He dressed for the party without being the same self: the broken-down, the humiliated. The one who wrote a horribly obtuse poem that his father paid to print and that no one bought and Tennyson mocked. Miss Barrett was his admirer and student. Miss Barrett, his admirer and student. Ha!
“Off we go,” he said to Rinny. His mother was fiddling with the back of her wool wrap and Rinny inched her gloves on. The right index finger had a hole, so she ripped them off again, went in search of others. The letter was in his pocket, heating him like a brick in a cold bed. As soon as he could, he would steal away from the party and write Miss Barrett an equally formal and yet generous reply. He would relish, adore, cherish—
“I do wish you’d stay home,” their mother said.
His sister’s teeth were clenched, her lips pale. Her old excitement was gone and he didn’t know why.
“Nonsense,” he said. “You mustn’t worry so much. I’ll take care of her every moment.”
“I hope it stops snowing.”
“It will,” Robert said. “Don’t worry. Come, Rinny. Let’s meet the great man.”

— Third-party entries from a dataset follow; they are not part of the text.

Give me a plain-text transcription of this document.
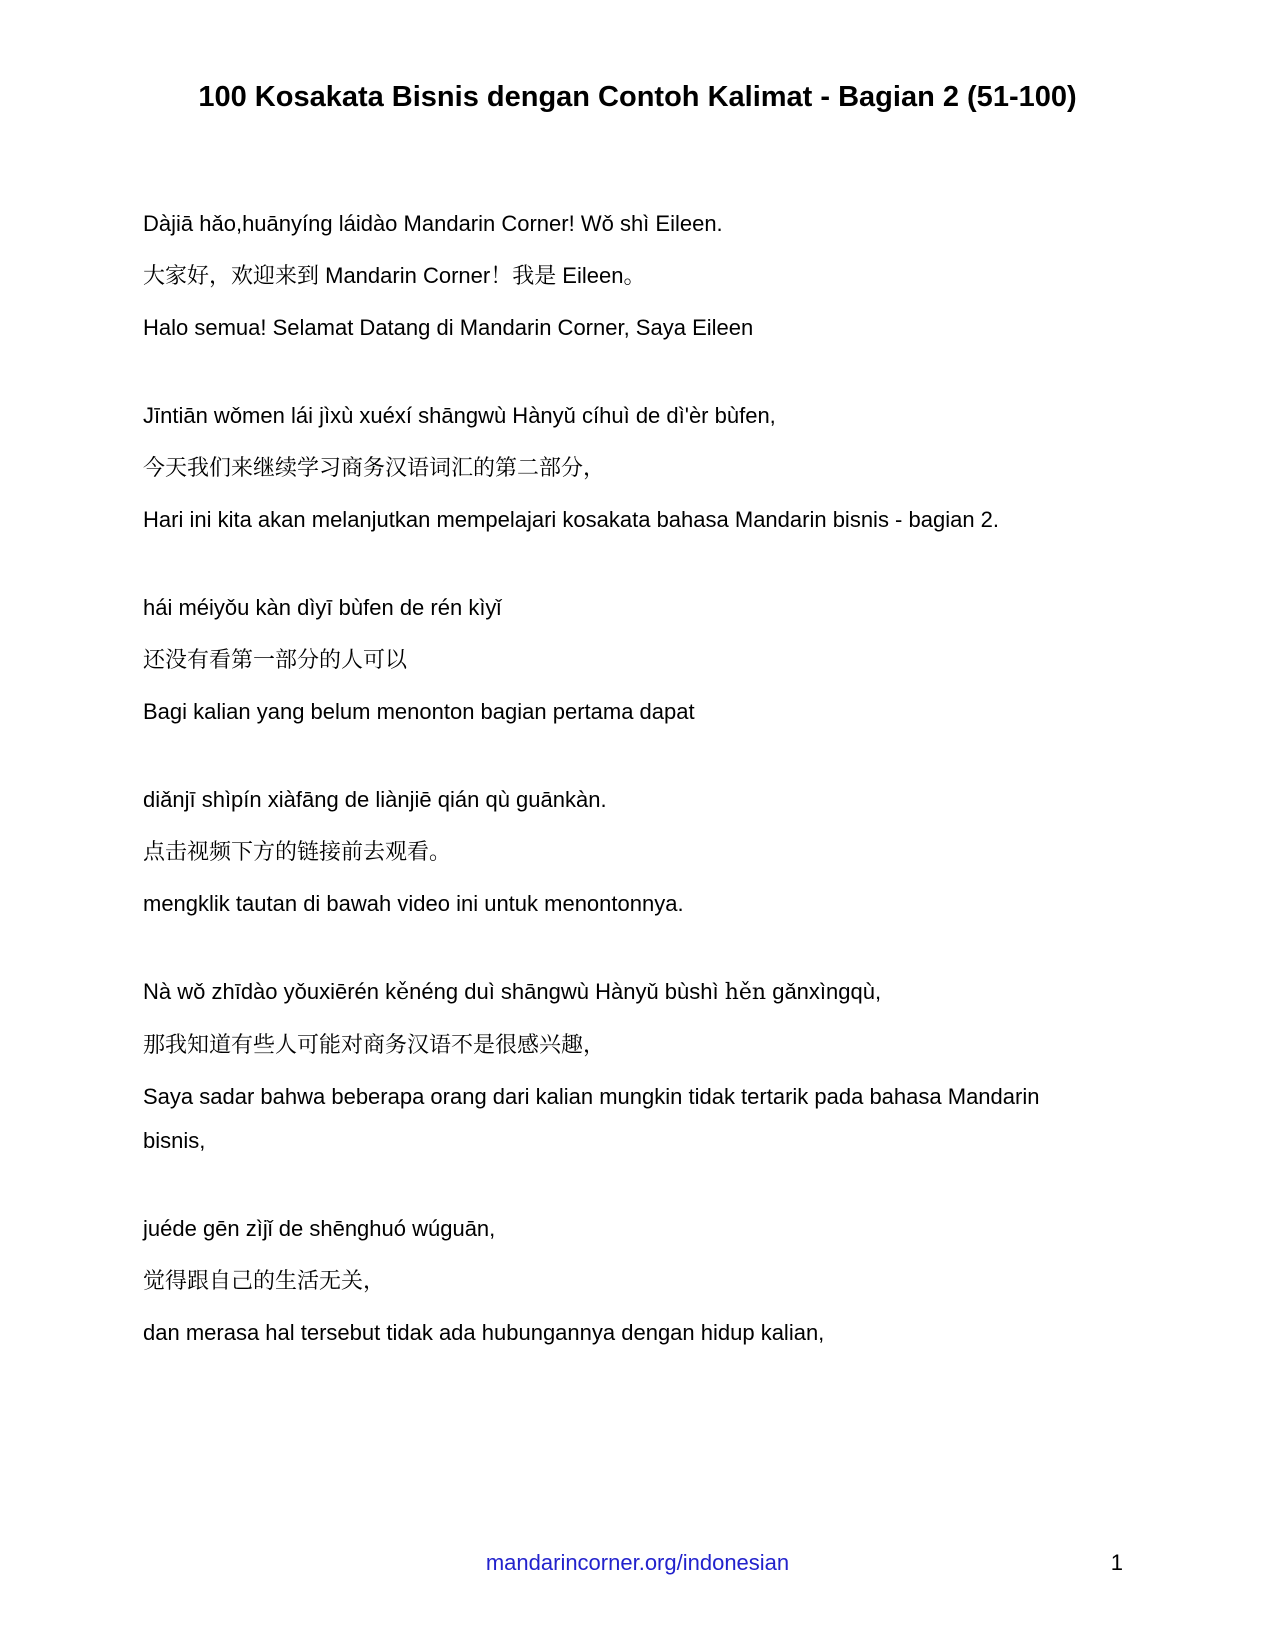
100 Kosakata Bisnis dengan Contoh Kalimat - Bagian 2 (51-100)

Dàjiā hǎo,huānyíng láidào Mandarin Corner! Wǒ shì Eileen.

大家好，欢迎来到 Mandarin Corner！我是 Eileen。

Halo semua! Selamat Datang di Mandarin Corner, Saya Eileen

Jīntiān wǒmen lái jìxù xuéxí shāngwù Hànyǔ cíhuì de dì'èr bùfen,

今天我们来继续学习商务汉语词汇的第二部分，

Hari ini kita akan melanjutkan mempelajari kosakata bahasa Mandarin bisnis - bagian 2.

hái méiyǒu kàn dìyī bùfen de rén kìyǐ

还没有看第一部分的人可以

Bagi kalian yang belum menonton bagian pertama dapat

diǎnjī shìpín xiàfāng de liànjiē qián qù guānkàn.

点击视频下方的链接前去观看。

mengklik tautan di bawah video ini untuk menontonnya.

Nà wǒ zhīdào yǒuxiērén kěnéng duì shāngwù Hànyǔ bùshì hěn gǎnxìngqù,

那我知道有些人可能对商务汉语不是很感兴趣，

Saya sadar bahwa beberapa orang dari kalian mungkin tidak tertarik pada bahasa Mandarin bisnis,

juéde gēn zìjǐ de shēnghuó wúguān,

觉得跟自己的生活无关，

dan merasa hal tersebut tidak ada hubungannya dengan hidup kalian,

mandarincorner.org/indonesian	1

ELIZABETH WAS GLAD she’d written back to Mr. Browning so quickly. It was the best way—to write as soon as you heard from someone. Otherwise, the letter became a chore.
“We’re off,” Henrietta said, dressed for a party.
“But it’s snowing,” Elizabeth said. “George came in all melted.”
“Not anymore. Guess who’ll be at Talfourd’s.”
“The adoring Mr. H.?”
“I certainly hope not. I never want to see him again.”
Elizabeth said she was glad to hear it, and she smiled brightly in expectation, waiting for news of who would be at Talfourd’s.
Henrietta said the name carefully, almost as if she wished to take back the news. “Dickens.”
The armor of contentment would cease to feel light and natural if not worn at all times, and it was such a bore to ruin everyone’s good time with your envy. “Ah!” Elizabeth said. “How thrilling!”
“I mean to give that man Browning a word, as well.”
“What kind of word? Don’t.”
“I must.”
“Addles, I have written him. Don’t. He’ll think I’m showing his letters everywhere.”
“Everywhere? To your sister?”
“Don’t accuse him of anything. Don’t speak to him.”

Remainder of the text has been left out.